In September 2005 Amman Imman founder and Executive Director Ariane Kirtley began her work in the pastoral region of the Azawak, Niger as a Fulbright Scholar conducting public health research. There, she witnessed children traveling up to 30 miles a day searching for water, often in vain. She met with families who had spent their life resources hand digging over 300 feet into the ground, yet never reaching water despite the many years of labor. She spoke with fathers who had lost their traditional way of life as herders because the rainfall had dwindled from five months to one month annually in just a decade, all of whose animals had perished from thirst and hunger. Her research indicated that among the region’s 500,000 inhabitants one out of two children die before the age of five, mostly due to dehydration and water-related illnesses.
Perhaps even more alarming than their distressing living conditions, the communities of the Azawak were receiving little or no assistance from the rest of the world to help them adapt and survive. Yet to Ariane, their need was so simple and obvious: every mother, father, child, and local government official she talked with asked for her help in bringing water to their land. Seeing this as the responsibility of experienced development organizations, she set out to bring the plight of the Azawak to their attention and to request their assistance.
The organizations she pursued did not respond favorably. Ariane heard excuses for not working in the region. It was too poor. There was no infrastructure. At the same time, Ariane had a profound and moving experience: there were several new deaths within her new community of friends due to the encroaching dry season and the profound lack of water. Yet, there was water in a huge aquifer just beneath her feet, plenty of it - and it was pure and sweet water. But there was a major obstacle, the water source lay at a minimum depth of 600 feet and it was not just under the sand – there was also solid African bedrock to drill through. Undaunted, Ariane was determined to bring water to these great and ancient people. But not only would it take money, it would also require the courage and skill know-how of many different people. So, with the untiring help and encouragement of loved ones --primarily Ariane’s father, Michael Kirtley; husband, Denis Gontero; and dear friend, Dennis Hamilton – Amman Imman : Water is Life was founded in February 2006. Upon hearing of the Azawak’s beauty and calamity, Reverend Janet Cornelius provided seed money for Amman Imman to begin operations drilling water wells in the Azawak.
Amman Imman’s Origins as a program of the Friendship Caravan
For the first four years of existence, Amman Imman: Water is Life operated as the humanitarian program of the American 501c3, The Friendship Caravan. In this short time, Amman Imman established flourishing operations in America and in Niger.

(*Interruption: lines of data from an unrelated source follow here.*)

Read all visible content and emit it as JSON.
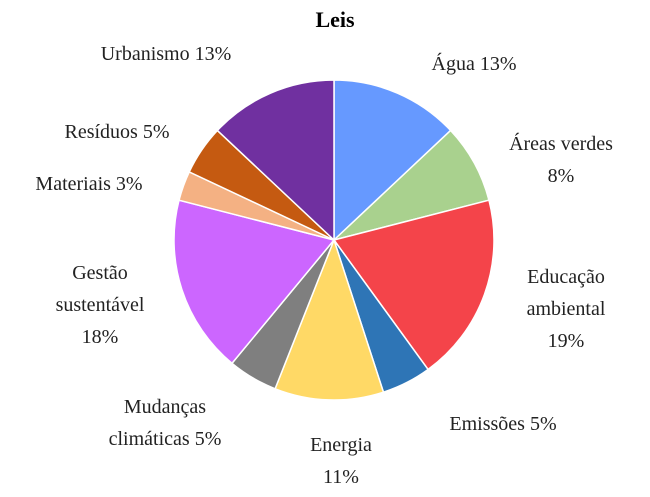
{
  "chart_data": {
    "type": "pie",
    "title": "Leis",
    "start_angle_deg": 0,
    "direction": "clockwise",
    "slices": [
      {
        "label": "Água 13%",
        "value": 13,
        "color": "#6699ff"
      },
      {
        "label": "Áreas verdes 8%",
        "value": 8,
        "color": "#a9d18e"
      },
      {
        "label": "Educação ambiental 19%",
        "value": 19,
        "color": "#f4444a"
      },
      {
        "label": "Emissões 5%",
        "value": 5,
        "color": "#2e75b6"
      },
      {
        "label": "Energia 11%",
        "value": 11,
        "color": "#ffd966"
      },
      {
        "label": "Mudanças climáticas 5%",
        "value": 5,
        "color": "#7f7f7f"
      },
      {
        "label": "Gestão sustentável 18%",
        "value": 18,
        "color": "#cc66ff"
      },
      {
        "label": "Materiais 3%",
        "value": 3,
        "color": "#f4b183"
      },
      {
        "label": "Resíduos 5%",
        "value": 5,
        "color": "#c55a11"
      },
      {
        "label": "Urbanismo 13%",
        "value": 13,
        "color": "#7030a0"
      }
    ]
  }
}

Program Amman Imman’s first successful
project was to construct a water bearing borehole for 25,000 people and
animals in the village of Tangarwashane. The organization also the
instigated getting the borehole of Tchinwagari built. After
construction of these wells, program personnel provided extensive follow
up and guidance in order to ascertain proper management and sustainability
of the boreholes.
In the United States, Amman Imman
established administrative, fundraising, and awareness-raising
structures while operating as a program of the Friendship
Caravan. The program grew to have its own office and small
staff, as well as a blossoming service learning program entitled Wells of
Love, directed by Amman Imman’s current Associate Director, Debra
Amman Imman: Water is Life Today and its Vision for the Future
As Amman Imman: Water is Life has
proceeded to bring water and hope to the Azawak of West Africa, the
organization’s vision has blossomed. We plan on creating fifty or
more “Oases of Life” across the Azawak. Life there begins and ends
with water or the lack thereof. With Amman Imman’s construction of
water-bearing boreholes all other forms of development can sprout (such as
schools, health clinics, opportunities for commerce, appropriate
agricultural and livestock technologies and environmental protection
programs). Furthermore, through the provision of sustainable and permanent
water sources, Amman Imman will continue saving thousands of
lives and providing hope to the half-million people of the Azawak
region. Once Amman Imman is successful in planting firmly rooted
oases of life throughout the Azawak, it will seek out other abandoned and
extremely vulnerable populations of the world to help establish stability,
life, and hope in these communities.